Friday's Orality/Rhetoric Lesson
MacCoull, Leslie. "Oral-Formulaic Approaches to Coptic Hymnography." Oral Tradition 14:2 (1999), 354-400.
MacCoull introduces the reader to the blend of exegetical, narrative, and folk elements found in Coptic hymnody (MacCoull 1999, 355). The Coptic language, written with Greek characters, came about around the third century CE. It was widely used by the sixth century and continued to be common until the later 10th century, when it began to be replaced by the Arabic language. From that time it remained in use in some liturgies for several hundred years.
Coptic hymnography has been relatively unstudied, despite there being a strong tradition of music using the language (MacCoull 1999, 356). MacCoull articulates a wide variety of scholarly questions which could and should be asked about this literature. She then discusses the types of hymnody which she can distinguish. First is a Psalmody, which is found "arranged according to the days of the week and including moveable feast seasons" (MacCoull 1999, 356-357).
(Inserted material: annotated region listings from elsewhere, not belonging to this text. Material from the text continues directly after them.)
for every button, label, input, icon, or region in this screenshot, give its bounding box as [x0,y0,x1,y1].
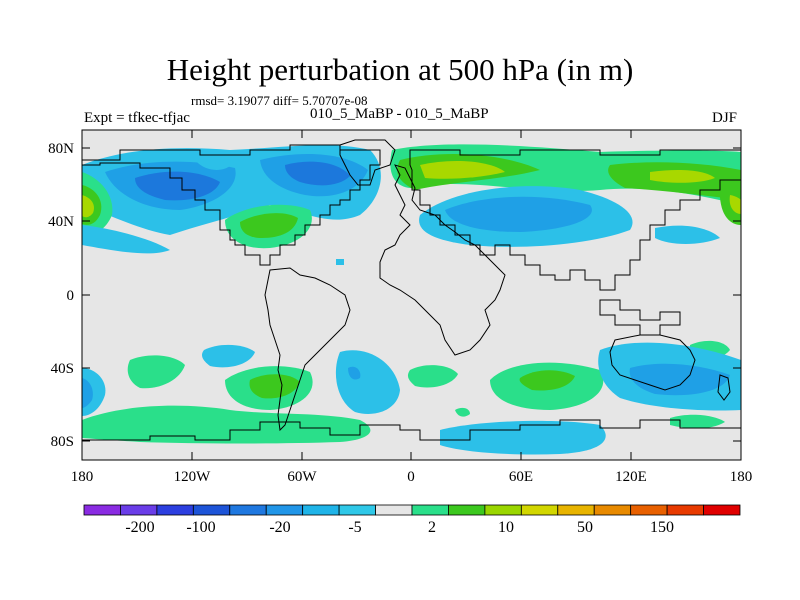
colorbar: -200 -100 -20 -5 2 10 50 150 [83,504,741,536]
contour-region [519,370,575,391]
contour-region [655,225,720,244]
latitude-tick-label: 40N [48,214,74,230]
colorbar-swatch [448,504,486,516]
longitude-labels: 180 120W 60W 0 60E 120E 180 [71,469,753,485]
coastline-greenland [339,139,396,186]
longitude-tick-label: 60E [509,469,533,485]
latitude-tick-label: 80N [48,141,74,157]
contour-region [629,363,730,396]
contour-region [249,374,300,399]
contour-region [82,405,371,444]
contour-region [455,407,470,417]
colorbar-swatch [630,504,668,516]
colorbar-swatch [666,504,704,516]
coastline-asia [409,149,741,291]
contour-region [335,350,400,414]
colorbar-label: 2 [428,519,436,536]
contour-region [407,365,458,388]
colorbar-swatch [593,504,632,516]
contour-region [336,259,344,265]
contour-region [127,355,185,389]
contour-region [195,157,230,170]
coastline-layer [82,139,741,441]
contour-region [82,225,170,254]
coastline-antarctica [82,419,741,441]
longitude-tick-label: 180 [730,469,753,485]
contour-region [285,161,350,186]
coastline-maritime-continent [599,299,681,336]
contour-region [719,185,741,225]
longitude-tick-label: 180 [71,469,94,485]
colorbar-label: -20 [269,519,290,536]
contour-region [420,160,505,179]
contour-region [240,213,298,238]
colorbar-swatch [520,504,559,516]
colorbar-label: 10 [498,519,514,536]
contour-region [82,195,94,218]
latitude-tick-label: 40S [51,361,74,377]
longitude-tick-label: 60W [287,469,317,485]
contour-region [650,170,715,183]
coastline-new-zealand [717,374,731,401]
colorbar-swatch [83,504,121,516]
longitude-tick-label: 120E [615,469,647,485]
plot-title: Height perturbation at 500 hPa (in m) [166,52,634,87]
colorbar-swatch [375,504,413,516]
experiment-label: Expt = tfkec-tfjac [84,110,190,126]
colorbar-label: -5 [348,519,361,536]
contour-region [445,196,592,232]
latitude-tick-label: 80S [51,434,74,450]
contour-region [202,344,255,368]
contour-region [670,414,725,429]
colorbar-swatch [411,504,449,516]
contour-fill-layer [82,144,741,455]
colorbar-label: 50 [577,519,593,536]
axis-ticks [82,130,741,460]
contour-region [82,378,93,408]
contour-region [348,366,361,380]
colorbar-swatch [192,504,231,516]
colorbar-swatch [338,504,376,516]
longitude-tick-label: 120W [174,469,212,485]
colorbar-swatch [156,504,194,516]
latitude-tick-label: 0 [67,288,75,304]
colorbar-swatch [484,504,522,516]
coastline-australia [609,334,696,391]
rmsd-diff-stats: rmsd= 3.19077 diff= 5.70707e-08 [191,93,368,108]
contour-region [440,420,606,455]
plot-subtitle: 010_5_MaBP - 010_5_MaBP [310,106,489,122]
colorbar-swatch [229,504,267,516]
colorbar-label: 150 [650,519,674,536]
contour-region [135,171,220,201]
longitude-tick-label: 0 [407,469,415,485]
coastline-africa-europe [379,164,506,356]
colorbar-label: -100 [186,519,215,536]
colorbar-swatch [120,504,158,516]
colorbar-swatch [557,504,595,516]
coastline-south-america [264,267,351,432]
colorbar-swatch [703,504,741,516]
season-label: DJF [712,110,738,126]
contour-region [729,195,741,214]
colorbar-swatch [265,504,304,516]
colorbar-label: -200 [125,519,154,536]
latitude-labels: 80N 40N 0 40S 80S [48,141,74,450]
colorbar-swatch [302,504,340,516]
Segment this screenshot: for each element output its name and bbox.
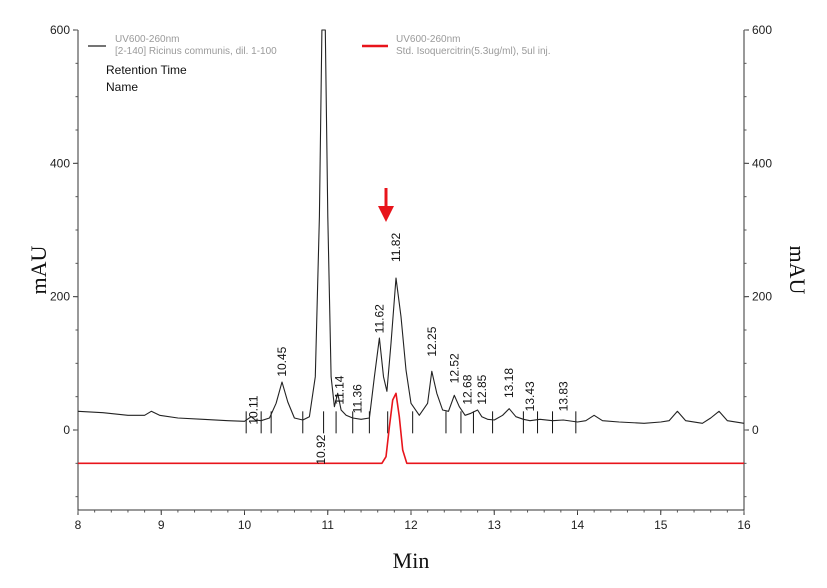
legend-header-retention-time: Retention Time: [106, 63, 187, 77]
y-tick-label-left: 0: [63, 423, 70, 437]
peak-label: 11.62: [372, 304, 386, 333]
peak-label: 10.92: [314, 434, 328, 464]
axis-ticks: 8 9 10 11 12 13 14 15 16 0 0 200 200 400 400 600 600: [50, 23, 772, 532]
plot-axes: [77, 30, 745, 511]
x-tick-label: 14: [571, 518, 585, 532]
y-tick-label-right: 600: [752, 23, 772, 37]
y-tick-label-right: 0: [752, 423, 759, 437]
sample-trace: [77, 29, 745, 424]
legend-entry-sample-line1: UV600-260nm: [115, 34, 179, 45]
peak-label: 13.18: [502, 368, 516, 398]
peak-label: 11.82: [389, 233, 403, 262]
peak-label: 12.68: [461, 374, 475, 404]
legend-header-name: Name: [106, 80, 138, 94]
y-axis-title-right: mAU: [785, 246, 810, 295]
peak-label: 11.36: [351, 384, 365, 413]
axis-titles: Min mAU mAU: [26, 245, 810, 573]
y-tick-label-left: 600: [50, 23, 70, 37]
standard-trace: [78, 392, 744, 465]
peak-label: 10.45: [275, 346, 289, 376]
x-tick-label: 16: [737, 518, 751, 532]
legend-entry-sample-line2: [2-140] Ricinus communis, dil. 1-100: [115, 46, 277, 57]
baseline-tick-marks: [245, 411, 577, 434]
x-tick-label: 15: [654, 518, 668, 532]
x-axis-title: Min: [393, 548, 430, 573]
peak-label: 12.85: [475, 374, 489, 404]
peak-label: 12.25: [425, 326, 439, 356]
x-tick-label: 10: [238, 518, 252, 532]
peak-label: 10.11: [247, 395, 261, 424]
y-axis-title-left: mAU: [26, 245, 51, 294]
y-tick-label-right: 200: [752, 290, 772, 304]
peak-label: 11.14: [332, 375, 346, 404]
peak-label: 12.52: [447, 353, 461, 383]
x-tick-label: 12: [404, 518, 418, 532]
x-tick-label: 8: [75, 518, 82, 532]
peak-labels: 10.11 10.45 10.92 11.14 11.36 11.62 11.82 12.25…: [247, 233, 571, 465]
peak-label: 13.43: [523, 381, 537, 411]
legend-entry-standard-line1: UV600-260nm: [396, 34, 460, 45]
x-tick-label: 13: [488, 518, 502, 532]
annotation-arrow: [378, 188, 395, 222]
x-tick-label: 9: [158, 518, 165, 532]
y-tick-label-left: 200: [50, 290, 70, 304]
legend-entry-standard-line2: Std. Isoquercitrin(5.3ug/ml), 5ul inj.: [396, 46, 551, 57]
y-tick-label-left: 400: [50, 156, 70, 170]
y-tick-label-right: 400: [752, 156, 772, 170]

Another group consists of hymns to Mary, the Theotokia. Third is a collection of antiphons as the propers for the different saints' days. While there are dating clues, they are only occasional. The most common dating clues appear in the songs for martyrs, as it is clear the song would not have been composed prior to the death of the martyr. A few other linguistic clues can be found, but very few.
The Antiphonarium exists as a complete work only in some late Ottoman-era manuscripts. It progresses from the first month (September) through the twelfth (August) and places five intercalary days at the end. Though MacCoull identifies some earlier, partial manuscripts, there are few of these. The hymns in the fragmens are arranged in differnt ways, indicating to MacCoull that the manuscripts would be for monastic use, with morning and evening hours intended for meditation and prayer (MacCoull 1999, 359). The meter is the same for all the antiphons. All are strophic. Nearly all have a standard final strophe. The manuscripts contain some minimal pointing, though MacCoull points out that the later manuscripts, after the Coptic language was becoming less familiar, have more errors in the pointing (MacCoull 1999, 360).
The Coptic hymnography is a written tradition, yet MacCoull considers them to show significant oral-formulaic traits in composition. Specifically, she sees "recurrence of stock openings nad sock opening strophes, often subject to variation according to the meter" (MacCoull 1999, 361). Much of the earlier studies of this hymnography may have neglected the compositional methods, as they were conducted by musicologists, who may have taken a different type of interest in the composition. The similarity of openings became more apparent in 1995 when an edition of the work contained an index of first lines, causing the patterns to emerge more clearly (MacCoull 1999, 362). MacCoull describes and illustrates several of these similar openings. Their essential structure is the same, though nonstructural elements may change. MacCoull observes that collation of these elements and variations is an enormous task, just in its inception (MacCoull 1999, 366).
MacCoull observes also that the hymnody represents different types of saints: "martyrs, bishops, patriarchs, monks and hermits, holy women (ascetics or mothers), aposltes, as well as Old Testament figures, celestial archangels, and so on" (MacCoull 1999, 367). Her analysis shows that the martyr hymns are follow formulaic patterns to the greatest degree. She gives a number of examples of different compositions. Her conclusion is that many of these works were composed by oral poets who used elements which could be easily modified and connected to one another (MacCoull 1999, 371).
The Coptic hymnography is rich in doctrinal statements. MacCoull evaluates the way some of this doctrinal content is played out in the works (MacCoull 1999, 372ff). In an example she gives, not only is the concept of baptism and its relation to water and blood made clear (as observed by MacCoull), but there is also a trinitarian statement of consubstantiality which is not a necessary part of the hymn's narrative but which makes a strong defense of a critical element of Christian theology.
MacCoull raises the question of the identity of the composers and audiences of the Coptic hymnography, particularly after about 1100 CE when the language was really not well known (MacCoull 1999, 375). The tradition had apparently begun by the sixth century, when Coptic was still in active use (MacCoull 1999, 376). In the eighth through the start of the eleventh century there was substantial diglossia in the region, with Arabic being spoken in the marketplace but with Christians using Coptic at home. The use of Coptic eventually declined and died in domestic use. The language was effectively dead by the thirteenth century. At this time MacCoull observes there were tools used to train liturgists how to perform the liturgy, learning the forms as a foreign language (MacCoull 1999, 377). She does recognize that it would be possible for someone, having learned these liturgical patterns, to compose songs using the formulas and plugging in different vocabulary words that would fit a different occasion.